Property Prices in China’s ‘Big Four’ Cities Show Nascent Signs of Recovery

23 Oct 2023

By Zhang Yukun

The Chinese government’s recent measures to revive the slumping property market have met with mixed results, as housing prices in the nation’s four megacities showed signs of stabilizing in September, while those in second- and third-tier cities tumbled further.

New-home prices in the first-tier cities — Beijing, Shanghai, Guangzhou and Shenzhen — as a group remained unchanged in September compared with the previous month, when the prices dropped 0.2% month-on-month, the National Bureau of Statistics (NBS) said on Thursday.

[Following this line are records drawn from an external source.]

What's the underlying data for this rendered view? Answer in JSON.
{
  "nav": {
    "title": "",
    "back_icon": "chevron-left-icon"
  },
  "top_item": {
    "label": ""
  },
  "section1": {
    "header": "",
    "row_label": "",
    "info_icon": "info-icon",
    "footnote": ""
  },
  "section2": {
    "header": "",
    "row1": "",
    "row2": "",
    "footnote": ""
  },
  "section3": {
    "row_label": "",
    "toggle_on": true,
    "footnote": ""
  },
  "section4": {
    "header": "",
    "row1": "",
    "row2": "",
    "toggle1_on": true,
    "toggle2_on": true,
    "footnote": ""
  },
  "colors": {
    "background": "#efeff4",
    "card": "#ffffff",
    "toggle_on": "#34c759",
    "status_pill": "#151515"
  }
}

Prices of preowned homes in these four cities edged up 0.2% month-on-month in September, marking the first increase in five months, according to the bureau.

But in second- and third-tier cities, prices of new and preowned homes extended declines in September and fell between 0.3% and 0.5% on a month-on-month basis, according to an NBS survey of housing prices in 70 midsize and large cities.

The modest relief in the housing markets of first-tier cities came after the government rolled out a flurry of measures in the past few months to encourage homebuying and lift sentiment in the languishing property market.

Nationwide, financial regulators in late August reduced minimum down payment ratios and allowed banks to cut rates on existing mortgages. Around the same time, the four first-tier cities eased rules to allow more homebuyers to qualify for lower mortgage rates and down payments.

Guangzhou also removed curbs on buying houses in some districts.

But the housing markets in second- and third-tier cities showed no sign of rebounding in September, according to NBS data, although more of them scrapped all purchasing curbs, with some even doling out subsidies for buying homes.

Out of the 70 cities surveyed by the NBS, 45 saw new-home prices fall year-on-year last month, and 67 saw prices of preowned homes decline, NBS data showed.

China’s property market plunged into a liquidity crisis in 2021 after the central government launched a deleveraging campaign targeting overindebted developers. The policy contributed to a slump in home sales and prices fell as confidence sagged.

Small cities have been bearing the brunt of the slump. It would take third- and fourth-tier cities 24 months to sell out their new-home inventories, judging from their actual sales from April to September, according to a report by the EJ Real Estate R&D Institute, a Chinese property industry think tank.

The period would be shorter, at around 14 months, for the four first-tier cities, and around 18 months for second-tier cities. EJ’s sample includes 32 second-tier cities, and 64 third- and fourth-tier cities.

It takes some time for the policies to make a difference, because the real estate market is still in “a phase of adjustment,” Sheng Laiyun, a deputy director of the NBS, said in a press conference on Wednesday.